The rest of the week involved performing a data quality check and then a MultiVue POC to determine the severity of the duplications. I must say that MultiVue is an excellent application for these architecture reviews and very quickly was able to demonstrate capabilities and results which the client could not get done before. What more and more clients are realising nowadays is that data quality is critical to the success of so many initiatives and they are keen at exploring new ways of improving the single view of the customer.

So, a good experience all up and I look forward to visiting (or possibly even moving to) Cape Town sometime in the future.

So I’m back from my short break and looking forward to 2011. 2010 was a great year from a personal perspective.
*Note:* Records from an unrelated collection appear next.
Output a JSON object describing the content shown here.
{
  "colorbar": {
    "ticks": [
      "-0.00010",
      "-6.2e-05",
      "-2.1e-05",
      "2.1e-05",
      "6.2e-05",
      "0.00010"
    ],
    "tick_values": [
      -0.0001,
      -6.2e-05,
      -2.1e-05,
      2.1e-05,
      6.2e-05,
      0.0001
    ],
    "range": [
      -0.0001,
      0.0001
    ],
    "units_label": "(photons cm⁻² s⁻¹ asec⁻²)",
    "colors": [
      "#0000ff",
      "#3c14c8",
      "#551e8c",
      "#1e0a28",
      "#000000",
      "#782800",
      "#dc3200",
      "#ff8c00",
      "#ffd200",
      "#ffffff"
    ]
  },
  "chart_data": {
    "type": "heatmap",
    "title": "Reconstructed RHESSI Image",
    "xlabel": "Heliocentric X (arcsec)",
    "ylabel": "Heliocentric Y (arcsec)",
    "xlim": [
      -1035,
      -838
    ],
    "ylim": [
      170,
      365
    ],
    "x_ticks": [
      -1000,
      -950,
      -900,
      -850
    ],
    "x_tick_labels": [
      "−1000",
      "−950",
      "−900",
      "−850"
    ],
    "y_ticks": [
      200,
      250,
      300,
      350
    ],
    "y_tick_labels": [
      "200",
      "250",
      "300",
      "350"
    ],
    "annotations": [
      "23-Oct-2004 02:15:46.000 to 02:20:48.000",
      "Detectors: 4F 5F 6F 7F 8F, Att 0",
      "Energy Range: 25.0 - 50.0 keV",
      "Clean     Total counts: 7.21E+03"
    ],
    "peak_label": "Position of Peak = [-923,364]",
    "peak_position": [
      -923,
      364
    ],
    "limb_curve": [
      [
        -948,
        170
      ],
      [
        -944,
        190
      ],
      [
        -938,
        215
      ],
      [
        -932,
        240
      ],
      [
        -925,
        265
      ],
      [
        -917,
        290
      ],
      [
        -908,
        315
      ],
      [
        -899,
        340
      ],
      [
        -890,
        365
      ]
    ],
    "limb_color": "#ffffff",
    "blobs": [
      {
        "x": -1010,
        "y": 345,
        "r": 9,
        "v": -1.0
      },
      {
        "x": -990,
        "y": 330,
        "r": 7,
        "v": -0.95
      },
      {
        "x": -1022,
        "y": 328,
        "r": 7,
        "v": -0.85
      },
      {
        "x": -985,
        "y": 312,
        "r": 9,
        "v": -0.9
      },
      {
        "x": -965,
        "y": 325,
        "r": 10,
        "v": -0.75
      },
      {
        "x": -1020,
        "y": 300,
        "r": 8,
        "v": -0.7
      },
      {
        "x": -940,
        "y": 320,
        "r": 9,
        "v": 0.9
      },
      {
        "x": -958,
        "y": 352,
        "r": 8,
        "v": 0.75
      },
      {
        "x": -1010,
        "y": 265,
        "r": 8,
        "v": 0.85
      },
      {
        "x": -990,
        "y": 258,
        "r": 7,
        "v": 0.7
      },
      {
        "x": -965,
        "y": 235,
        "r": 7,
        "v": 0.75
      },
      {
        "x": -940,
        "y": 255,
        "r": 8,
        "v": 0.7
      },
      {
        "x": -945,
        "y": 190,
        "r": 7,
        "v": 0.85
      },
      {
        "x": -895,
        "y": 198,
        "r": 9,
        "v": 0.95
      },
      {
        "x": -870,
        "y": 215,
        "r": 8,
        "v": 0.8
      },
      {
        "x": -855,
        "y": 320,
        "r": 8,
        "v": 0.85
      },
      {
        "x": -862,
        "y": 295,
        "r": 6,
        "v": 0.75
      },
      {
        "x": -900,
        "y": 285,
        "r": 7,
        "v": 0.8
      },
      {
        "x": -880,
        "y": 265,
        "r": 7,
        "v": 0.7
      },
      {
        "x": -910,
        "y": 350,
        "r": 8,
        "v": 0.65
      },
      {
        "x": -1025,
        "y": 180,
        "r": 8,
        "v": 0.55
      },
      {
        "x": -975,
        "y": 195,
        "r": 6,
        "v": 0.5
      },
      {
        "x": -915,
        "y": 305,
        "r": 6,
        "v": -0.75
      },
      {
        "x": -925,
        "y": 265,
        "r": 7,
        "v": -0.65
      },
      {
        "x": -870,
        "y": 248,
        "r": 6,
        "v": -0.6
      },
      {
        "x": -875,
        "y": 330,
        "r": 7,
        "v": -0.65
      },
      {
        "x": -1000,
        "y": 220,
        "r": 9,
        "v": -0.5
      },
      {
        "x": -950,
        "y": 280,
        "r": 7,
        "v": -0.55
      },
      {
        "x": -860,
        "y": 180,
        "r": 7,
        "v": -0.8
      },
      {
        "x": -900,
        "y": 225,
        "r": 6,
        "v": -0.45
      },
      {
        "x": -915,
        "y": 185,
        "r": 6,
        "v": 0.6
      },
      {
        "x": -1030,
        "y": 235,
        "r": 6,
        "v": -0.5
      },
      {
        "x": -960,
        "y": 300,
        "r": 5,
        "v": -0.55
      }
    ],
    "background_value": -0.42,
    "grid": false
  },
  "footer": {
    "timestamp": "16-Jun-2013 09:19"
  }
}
After many years of slogging I finally finished my BSc IT degree. I now have a little more free time on my hands but that is soon to disappear as my lovely wife is expecting a little girl in 6 weeks (really looking forward to becoming a dad). I also had my first trip overseas and moved into a new position at work which I’m enjoying immensely! Finally, presenting at Tech-Ed was a great experience and something that I look forward to in 2011 if given another opportunity.

Right, down to business… In December I started a POC using a product called MultiVue. The product is an MDM (Master Data Management) solution developed by a company called VisionWare in Scotland. It uses probabilistic matching algorithms to match and merge clients, products, properties and any other entities which may be duplicated in the organisation. It is very powerful and I was fortunate enough to be part of the first production installation in Africa.

In short, I was trying to accomplish the following for the POC:

  • Import client and product data from three source systems
  • Setup some matching rules
  • Identify duplicate clients and present back to the client

Easy enough, or so I thought. After importing the source data, I created some matching rules and kicked off the process. I returned a couple of hours later only to find out that the process had failed due to insufficient disk space. Strange… I then extended the hard disk of my virtual machine, altered a few of the matching rules and started the process again. To my dismay I once again ran out of disk space! What could be going wrong? At this point I was getting extremely frustrated and decided it would be better off to take a break.

The next day I tried the matching process again but with a smaller subset of the original source data. Closer investigation into the temporary tables that were being created in the background led to the discovery of the problem. 600,000+ matches were being created on a dataset that only had 100,000 records. The root cause: I had committed the cardinal sin of not properly profiling the source data before importing it. One of the fields I was matching on was the client’s email address. The data capturers thought it would be a good idea to specify a 0 for 10,000 odd clients. The matching algorithms were therefore matching thousands of clients with thousands of others that were in fact not the same individuals. I removed the invalid entries, re-ran the process on the full dataset and received the results I was expecting.

Lesson learnt, always have a good look at your source data and understand the peculiarities before starting the actual work. The Data Profiling Task in SSIS is a great way to quickly pick up any issues in your source data and I’ll definitely be using it more often in the future.